Stemming the flow of illicit drugs from Afghanistan and curbing international terrorism and child pornography will top the agenda at a meeting of G8 interior ministers yesterday, officials say.
Britain's top law enforcement official, Home Secretary Charles Clarke, said 87 percent of heroin and other narcotics came from Afghanistan, despite international efforts led by Britain to stem opium poppy cultivation there.
"The progress we would have liked to see has not happened," said Clarke, briefing reporters in advance of the summit. "It is a big concern. That is why we have put it on the agenda."
Afghanistan last year supplied more than 90 percent of the world's opium, the raw material for heroin, sparking warnings that the country was turning into a narco-state just three years after the fall of the Taliban.

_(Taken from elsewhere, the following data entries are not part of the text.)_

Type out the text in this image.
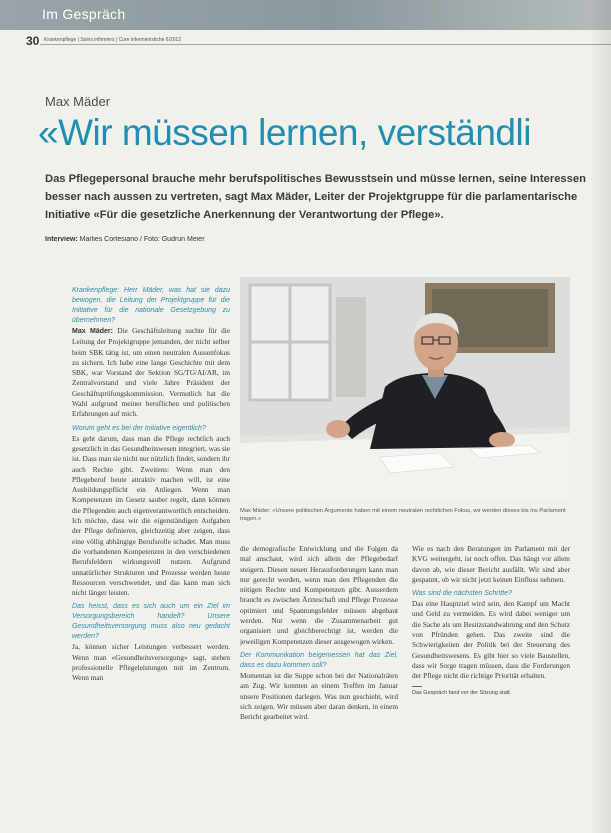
Im Gespräch
30 Krankenpflege | Soins infirmiers | Cure infermieristiche 6/2012
Max Mäder
«Wir müssen lernen, verständli
Das Pflegepersonal brauche mehr berufspolitisches Bewusstsein und müsse lernen, seine Interessen besser nach aussen zu vertreten, sagt Max Mäder, Leiter der Projektgruppe für die parlamentarische Initiative «Für die gesetzliche Anerkennung der Verantwortung der Pflege».
Interview: Marlies Cortesiano / Foto: Gudrun Meier
Max Mäder: «Unsere politischen Argumente haben mit einem neutralen rechtlichen Fokus, wir werden dieses bis ins Parlament tragen.»

Krankenpflege: Herr Mäder, was hat sie dazu bewogen, die Leitung der Projektgruppe für die Initiative für die nationale Gesetzgebung zu übernehmen?

Max Mäder: Die Geschäftsleitung suchte für die Leitung der Projektgruppe jemanden, der nicht selber beim SBK tätig ist, um einen neutralen Aussenfokus zu sichern. Ich habe eine lange Geschichte mit dem SBK, war Vorstand der Sektion SG/TG/AI/AR, im Zentralvorstand und viele Jahre Präsident der Geschäftsprüfungskommission. Vermutlich hat die Wahl aufgrund meiner beruflichen und politischen Erfahrungen auf mich.

Worum geht es bei der Initiative eigentlich?

Es geht darum, dass man die Pflege rechtlich auch gesetzlich in das Gesundheitswesen integriert, was sie ist. Dass man sie nicht nur nützlich findet, sondern ihr auch Rechte gibt. Zweitens: Wenn man den Pflegeberuf heute attraktiv machen will, ist eine Ausbildungspflicht ein Anliegen. Wenn man Kompetenzen im Gesetz sauber regelt, dann können die Pflegenden auch eigenverantwortlich entscheiden. Ich möchte, dass wir die eigenständigen Aufgaben der Pflege definieren, gleichzeitig aber zeigen, dass eine völlig abhängige Berufsrolle schadet. Man muss die vorhandenen Kompetenzen in den verschiedenen Berufsfeldern wirkungsvoll nutzen. Aufgrund unnatürlicher Strukturen und Prozesse werden heute Ressourcen verschwendet, und das kann man sich nicht länger leisten.

Das heisst, dass es sich auch um ein Ziel im Versorgungsbereich handelt? Unsere Gesundheitsversorgung muss also neu gedacht werden?

Ja, können sicher Leistungen verbessert werden. Wenn man «Gesundheitsversorgung» sagt, stehen professionelle Pflegeleistungen mit im Zentrum. Wenn man

die demografische Entwicklung und die Folgen da mal anschaut, wird sich allein der Pflegebedarf steigern. Diesen neuen Herausforderungen kann man nur gerecht werden, wenn man den Pflegenden die nötigen Rechte und Kompetenzen gibt. Ausserdem braucht es zwischen Ärzteschaft und Pflege Prozesse optimiert und Spannungsfelder müssen abgebaut werden. Nur wenn die Zusammenarbeit gut organisiert und gleichberechtigt ist, werden die jeweiligen Kompetenzen dieser ausgewogen wirken.

Der Kommunikation beigemessen hat das Ziel, dass es dazu kommen soll?

Momentan ist die Suppe schon bei der Nationalräten am Zug. Wir konnten an einem Treffen im Januar unsere Positionen darlegen. Was nun geschieht, wird sich zeigen. Wir müssen aber daran denken, in einem Bericht gearbeitet wird.

Wie es nach den Beratungen im Parlament mit der KVG weitergeht, ist noch offen. Das hängt vor allem davon ab, wie dieser Bericht ausfällt. Wir sind aber gespannt, ob wir nicht jetzt keinen Einfluss nehmen.

Was sind die nächsten Schritte?

Das eine Hauptziel wird sein, den Kampf um Macht und Geld zu vermeiden. Es wird dabei weniger um die Sache als um Besitzstandwahrung und den Schutz von Pfründen gehen. Das zweite sind die Schwierigkeiten der Politik bei der Steuerung des Gesundheitswesens. Es gibt hier so viele Baustellen, dass wir Sorge tragen müssen, dass die Forderungen der Pflege nicht die richtige Priorität erhalten.

Das Gespräch fand vor der Sitzung statt.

Britain is working closely with Afghan President Hamid Karzai's government to tackle the problem. A five-point plan developed in the latter half of last year includes promotion of alternative crops for poppy farmers, ground eradication and interdiction of heroin labs and storage facilities.
The plan appears to be failing, however. Earlier this year a US report said the area in Afghanistan devoted to poppy cultivation last year set a record of more than 206,000 hectares, more than triple the figure for 2003.

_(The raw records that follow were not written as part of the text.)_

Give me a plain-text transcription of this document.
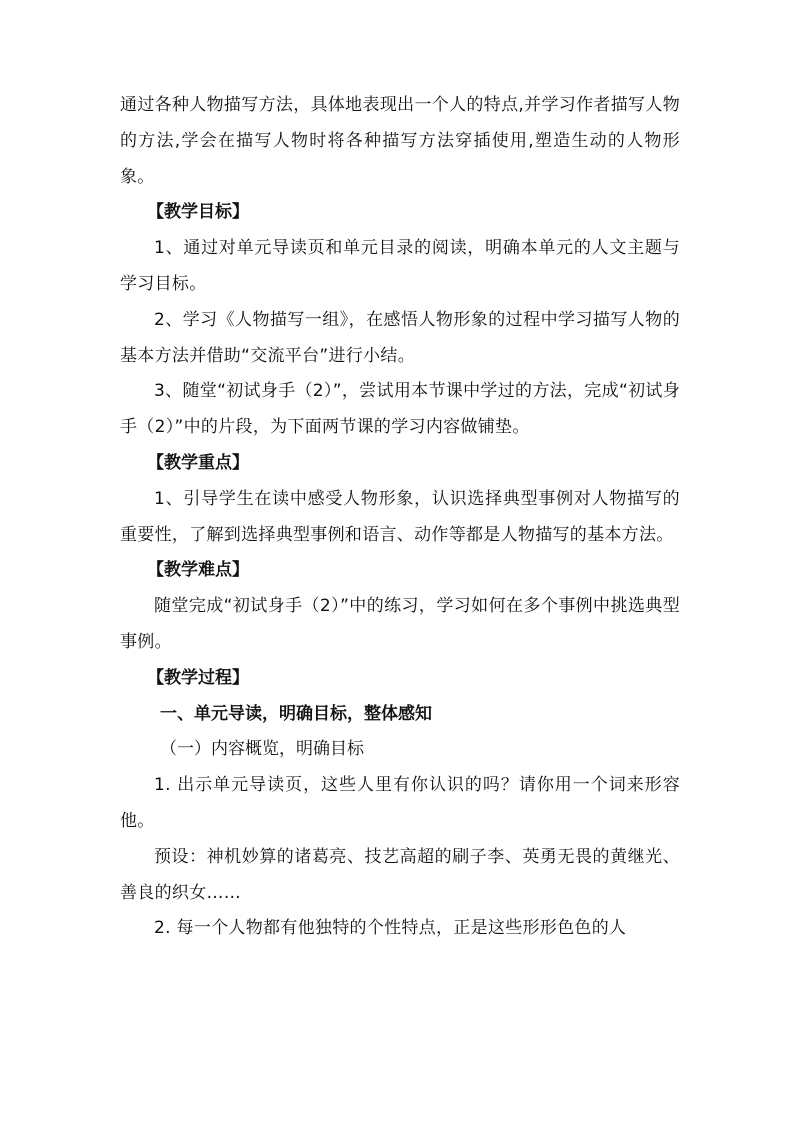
通过各种人物描写方法，具体地表现出一个人的特点,并学习作者描写人物的方法,学会在描写人物时将各种描写方法穿插使用,塑造生动的人物形象。

【教学目标】

1、通过对单元导读页和单元目录的阅读，明确本单元的人文主题与学习目标。

2、学习《人物描写一组》，在感悟人物形象的过程中学习描写人物的基本方法并借助“交流平台”进行小结。

3、随堂“初试身手（2）”，尝试用本节课中学过的方法，完成“初试身手（2）”中的片段，为下面两节课的学习内容做铺垫。

【教学重点】

1、引导学生在读中感受人物形象，认识选择典型事例对人物描写的重要性，了解到选择典型事例和语言、动作等都是人物描写的基本方法。

【教学难点】

随堂完成“初试身手（2）”中的练习，学习如何在多个事例中挑选典型事例。

【教学过程】

一、单元导读，明确目标，整体感知

（一）内容概览，明确目标

1. 出示单元导读页，这些人里有你认识的吗？请你用一个词来形容他。

预设：神机妙算的诸葛亮、技艺高超的刷子李、英勇无畏的黄继光、善良的织女……

2. 每一个人物都有他独特的个性特点，正是这些形形色色的人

"There are a whole string of issues here which are both about the economy of the country, about the systems of controls, about the political issues and it is all that we will be reviewing," Clarke told reporters Wednesday, on the condition that he was not quoted until the opening day of the two day summit in Sheffield, northern England.
Britain is chairing the G8 this year and has already hosted a summit of finance ministers from Japan, the US, Canada, Russia, France, Germany and Italy. The country's leaders will meet in Gleneagles, Scotland, on July 6 to July 8.
The interior ministers will also discuss counter terrorism and will be briefed by the director-general of Britain's MI5 security service, Eliza Manningham-Buller.
"We are working to prevent a new generation of terrorists by analyzing why individuals choose a path of violence and how, for example, they use the Internet to promote radicalization and recruitment," Clarke said.
In related news, German Chancellor Gerhard Schroeder said before a crucial EU summit starting yesterday that Britain's EU budget rebate was no longer justified.
"There is absolutely no justification any longer for the British rebate," Schroeder told the German parliament in a debate on EU policy ahead of the two-day summit.
"Britain is the sixth biggest per capita beneficiary of the EU budget but ranks far below that as a contributor."
He said if the British annual rebate were maintained as it is, it would soon reach more than 7 billion euros (US$8.5 billion) versus 4.5 billion euros currently.
Schroeder described the controversy over the rebate as the "key point" in the debate over the EU's 2007-2013 budget. Germany is the biggest EU contributor nation.
Under a compromise plan unveiled Wednesday, the EU presidency maintained plans to freeze the long-cherished rebate but would drop a reference to then cutting the refund.
The bid to avoid deadlock at the summit also suggested linking the rebate's evolution to agricultural aid after 2013.